In order to perform object matching on videos, I decided to perform the matching by extracting each frame of the video and using them as standalone images to perform feature matching. Using the matchFeatures() function, highly similar features between the training images and the video were matched. Since we are dealing with two training images, there may be overlap between the some matches between the training images and the video. Hence to eliminate this overlap, the training image that shared the most number of matching pairs was chosen as the images to perform further feature analysis on. In order to show a more accurately recognised object it was necessary to re- move the outliers present in the matching points. The estimateGeometricTransform() function was used to generate only the inliers between the training image and the corresponding video frame.


For further removal of outliers I decided to implement another check based on the number of inliers. If it was below a certain number, it was classified as a false positive and were ignored while showing the matched features montage using the showMatchedFeatures() function. Based on the object in the video frame, the corresponding training image would be shown along side the video frame.

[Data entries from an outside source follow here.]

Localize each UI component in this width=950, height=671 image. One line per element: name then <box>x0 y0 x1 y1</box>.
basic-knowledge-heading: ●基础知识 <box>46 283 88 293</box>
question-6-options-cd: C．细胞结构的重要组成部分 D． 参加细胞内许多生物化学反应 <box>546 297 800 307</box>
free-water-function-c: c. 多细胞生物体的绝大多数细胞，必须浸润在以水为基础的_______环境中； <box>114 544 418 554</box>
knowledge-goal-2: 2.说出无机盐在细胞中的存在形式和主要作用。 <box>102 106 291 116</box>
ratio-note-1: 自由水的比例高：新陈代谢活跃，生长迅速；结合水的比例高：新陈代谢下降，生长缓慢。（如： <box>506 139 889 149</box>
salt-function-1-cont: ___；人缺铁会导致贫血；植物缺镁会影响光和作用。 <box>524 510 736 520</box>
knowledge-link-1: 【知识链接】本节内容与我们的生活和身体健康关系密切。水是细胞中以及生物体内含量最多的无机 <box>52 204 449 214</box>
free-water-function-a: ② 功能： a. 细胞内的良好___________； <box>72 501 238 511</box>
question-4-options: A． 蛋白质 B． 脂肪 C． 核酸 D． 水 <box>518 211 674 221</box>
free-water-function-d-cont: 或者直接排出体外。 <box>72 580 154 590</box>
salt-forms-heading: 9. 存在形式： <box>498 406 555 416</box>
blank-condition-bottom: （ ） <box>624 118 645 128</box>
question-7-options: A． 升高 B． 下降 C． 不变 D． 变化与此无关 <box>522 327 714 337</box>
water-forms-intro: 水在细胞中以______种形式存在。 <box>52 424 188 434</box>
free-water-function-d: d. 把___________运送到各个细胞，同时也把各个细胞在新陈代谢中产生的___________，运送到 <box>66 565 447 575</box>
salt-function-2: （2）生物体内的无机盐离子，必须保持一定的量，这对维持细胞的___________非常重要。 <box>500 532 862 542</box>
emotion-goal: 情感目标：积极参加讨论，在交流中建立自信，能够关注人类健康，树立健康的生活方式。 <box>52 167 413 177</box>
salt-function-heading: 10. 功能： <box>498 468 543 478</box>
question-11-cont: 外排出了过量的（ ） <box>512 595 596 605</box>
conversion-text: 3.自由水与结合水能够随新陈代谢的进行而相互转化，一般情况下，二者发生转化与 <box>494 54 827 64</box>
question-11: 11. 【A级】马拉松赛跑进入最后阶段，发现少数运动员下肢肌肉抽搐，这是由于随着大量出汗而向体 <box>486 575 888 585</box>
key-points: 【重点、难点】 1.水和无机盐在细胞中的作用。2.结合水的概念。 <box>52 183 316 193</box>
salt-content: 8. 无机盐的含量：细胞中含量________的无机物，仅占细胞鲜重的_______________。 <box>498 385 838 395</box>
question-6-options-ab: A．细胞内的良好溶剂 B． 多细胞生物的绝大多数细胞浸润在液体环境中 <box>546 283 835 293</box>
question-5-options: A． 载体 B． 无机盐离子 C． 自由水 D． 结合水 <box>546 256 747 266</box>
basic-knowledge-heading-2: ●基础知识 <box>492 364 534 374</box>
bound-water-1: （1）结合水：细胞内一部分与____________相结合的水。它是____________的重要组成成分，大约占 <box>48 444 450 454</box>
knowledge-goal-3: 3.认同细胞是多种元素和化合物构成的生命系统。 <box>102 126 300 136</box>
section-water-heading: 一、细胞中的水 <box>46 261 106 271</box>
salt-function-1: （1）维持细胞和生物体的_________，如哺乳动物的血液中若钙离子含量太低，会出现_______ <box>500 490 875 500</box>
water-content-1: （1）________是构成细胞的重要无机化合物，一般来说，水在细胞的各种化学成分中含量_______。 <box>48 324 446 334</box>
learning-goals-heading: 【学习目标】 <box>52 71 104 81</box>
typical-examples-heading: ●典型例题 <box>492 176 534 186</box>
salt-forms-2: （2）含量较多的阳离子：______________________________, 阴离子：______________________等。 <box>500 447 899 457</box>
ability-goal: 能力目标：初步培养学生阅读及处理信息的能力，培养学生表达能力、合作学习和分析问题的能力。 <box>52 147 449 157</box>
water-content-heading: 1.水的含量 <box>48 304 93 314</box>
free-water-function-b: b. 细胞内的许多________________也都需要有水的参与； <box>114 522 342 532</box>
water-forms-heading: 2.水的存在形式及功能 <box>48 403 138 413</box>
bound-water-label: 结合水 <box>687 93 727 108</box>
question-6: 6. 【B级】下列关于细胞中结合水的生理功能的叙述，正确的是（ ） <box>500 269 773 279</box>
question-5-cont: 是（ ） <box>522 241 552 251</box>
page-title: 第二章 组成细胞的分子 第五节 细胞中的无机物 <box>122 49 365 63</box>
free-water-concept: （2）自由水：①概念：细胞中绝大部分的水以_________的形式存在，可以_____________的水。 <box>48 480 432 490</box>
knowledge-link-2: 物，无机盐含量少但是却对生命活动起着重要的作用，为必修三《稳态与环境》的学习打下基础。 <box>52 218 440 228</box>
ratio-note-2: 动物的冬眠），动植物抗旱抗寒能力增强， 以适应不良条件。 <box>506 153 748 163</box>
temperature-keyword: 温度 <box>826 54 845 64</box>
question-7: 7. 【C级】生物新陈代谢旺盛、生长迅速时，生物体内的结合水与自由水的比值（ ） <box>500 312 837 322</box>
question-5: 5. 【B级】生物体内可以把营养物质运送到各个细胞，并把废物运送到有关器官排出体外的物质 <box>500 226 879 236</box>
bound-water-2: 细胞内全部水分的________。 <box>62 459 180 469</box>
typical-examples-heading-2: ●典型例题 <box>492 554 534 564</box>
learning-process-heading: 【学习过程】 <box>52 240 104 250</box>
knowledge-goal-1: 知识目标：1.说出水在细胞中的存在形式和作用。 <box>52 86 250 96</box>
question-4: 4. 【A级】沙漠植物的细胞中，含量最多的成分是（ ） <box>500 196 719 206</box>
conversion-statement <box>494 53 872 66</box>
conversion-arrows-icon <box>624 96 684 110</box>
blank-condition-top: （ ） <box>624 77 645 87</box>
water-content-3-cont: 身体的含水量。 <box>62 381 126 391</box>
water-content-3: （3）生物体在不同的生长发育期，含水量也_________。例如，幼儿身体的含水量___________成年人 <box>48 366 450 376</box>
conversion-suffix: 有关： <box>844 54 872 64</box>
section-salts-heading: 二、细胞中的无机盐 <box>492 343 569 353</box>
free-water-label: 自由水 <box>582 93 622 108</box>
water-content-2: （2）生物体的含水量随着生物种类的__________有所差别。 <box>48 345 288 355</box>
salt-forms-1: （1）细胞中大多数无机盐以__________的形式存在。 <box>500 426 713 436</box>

Moving on towards locating and labeling the recognised object, a box was created with certain fixed dimensions. Using the transformation matrix generated by the estimateGeometricTransform() function, another function transformPointsForward() was used to transform the box’s co-ordinates into the appropriate ones pertaining to the video. This box fairly accurately tracks the recognised object throughout the frame. Alongside the box a label is shown containing the confidence percentage as well as the threshold and the octaves used. The confidence percentage is measured as the ratio of the number of inliers to the total number of matched points. This confidence interval constantly changes and reduces significantly as the orientation of the detected object in the video frame changes.


Since doing the analysis of each frame in the video was very slow, in order to speed up this process I chose to use every 4th frame to perform the analysis on. This is an arbitrary number chosen based on trial and error. When choosing a number higher than this the frames move a little too quick and there is not enough time to detect/recognize certain objects in the video frame. While using a number lower than this makes the process run a lot longer and slower. Since very little data is lost between four frames, the analysis works at a good speed while being able to perform fairly accurate detecting and matching of features.

You can check out the code on GitHub.

Since the Matlab code has been sectioned out, it is possible to run and advance to each section instead of running the entire program. Running the entire program will perform analysis on 4 separate video files using three different training images at different points in time as and when the section before it completes the analysis.